You can also pack the hpIdx and flyPowerIdx into the entityId using the union trick:

union {
    int32_t entityId{};
    struct {
    int16_t hpIdx;
    int16_t flyPowerIdx;
    };
};

in the above example if not using packing and moving the whole BaseFields structure into the BaseComponent class the sizes remain the same.

END EDIT

Virtual inheritance just adds one pointer size to the class, plus alignment of the pointer (if needed). You can't get around that if you actually need a virtual class.

The question you should be asking yourself is whether you actually need it. Depending on your access methods to this data that might not be the case.

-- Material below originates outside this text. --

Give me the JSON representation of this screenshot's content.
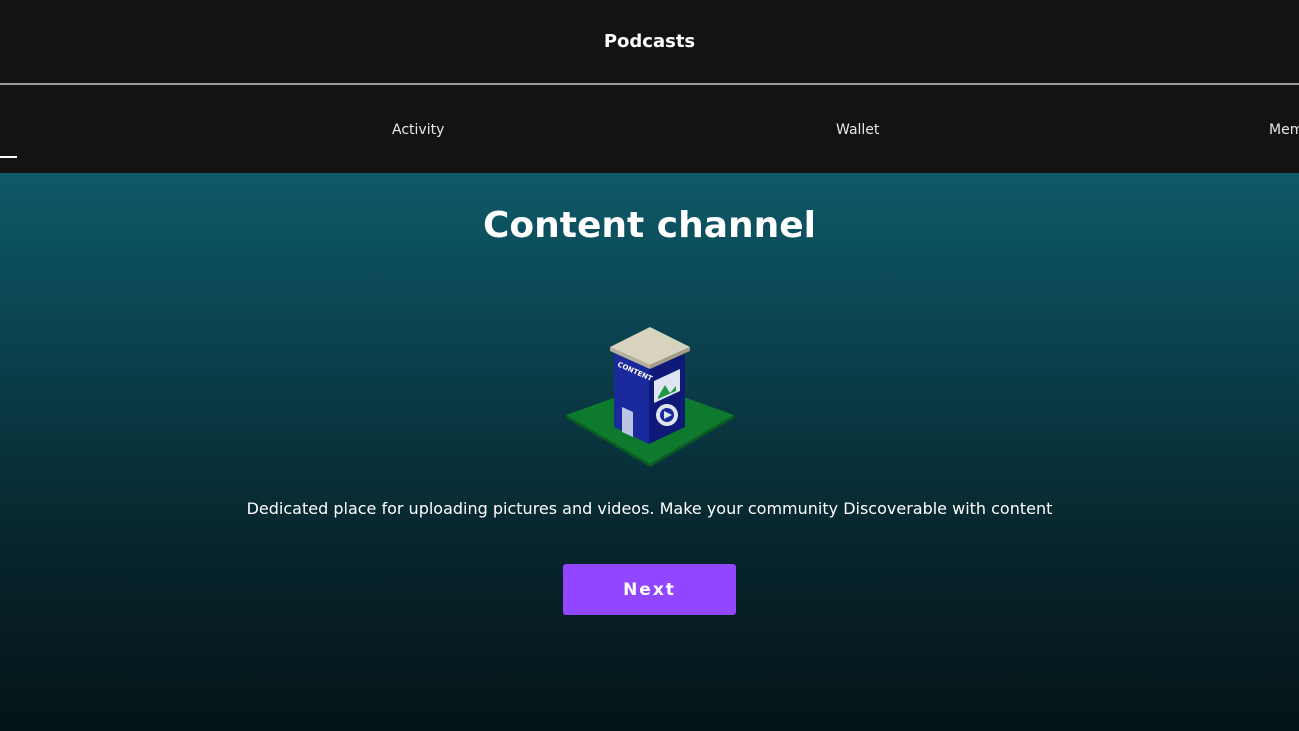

Considering you need virtual inheritance but all common methods that need to be callable from all your classes you can have a virtual base class and use a bit less space than your original design in the following way:

class Base{
    public: int id=0;
    virtual ~Base();
    // virtual void Function();

};
class B : public  Base{
    public: int fieldB=0;
    // void Function() override;
};
class C : public  B{
    public: int fieldC=0;
};
class D : public  B{
    public: int fieldD=0;
};
class E : public  C, public  D{

};

int main (){
    std::cout<<"Base="<<sizeof(Base)<<std::endl; //16
    std::cout<<"B="<<sizeof(B)<<std::endl; // 16
    std::cout<<"C="<<sizeof(C)<<std::endl; // 24
    std::cout<<"D="<<sizeof(D)<<std::endl; // 24
    std::cout<<"E="<<sizeof(E)<<std::endl; // 48
}

In the case that there are cache misses but the CPU still has power to process the results you can furter decrease the size by using compiler-specific instructions to make the data structure as small as possible (next example works in gcc):

#include<iostream>

class [[gnu::packed]] Base {
    public:
    int id=0;
    virtual ~Base();
    virtual void bFunction() { /* do nothing */ };
    virtual void cFunction() { /* do nothing */ }
};
class [[gnu::packed]] B : public Base{
    public: int fieldB=0;
    void bFunction() override { /* implementation */ }
};
class [[gnu::packed]] C : public B{
    public: int fieldC=0;
    void cFunction() override { /* implementation */ }
};
class [[gnu::packed]] D : public B{
    public: int fieldD=0;
};
class [[gnu::packed]] E : public C, public D{

};


int main (){
    std::cout<<"Base="<<sizeof(Base)<<std::endl; // 12
    std::cout<<"B="<<sizeof(B)<<std::endl; // 16
    std::cout<<"C="<<sizeof(C)<<std::endl; // 20
    std::cout<<"D="<<sizeof(D)<<std::endl; // 20
    std::cout<<"E="<<sizeof(E)<<std::endl; //40
}

saving an additional 8 bytes at the price of possibly some CPU overhead (but if memory is the issue might help).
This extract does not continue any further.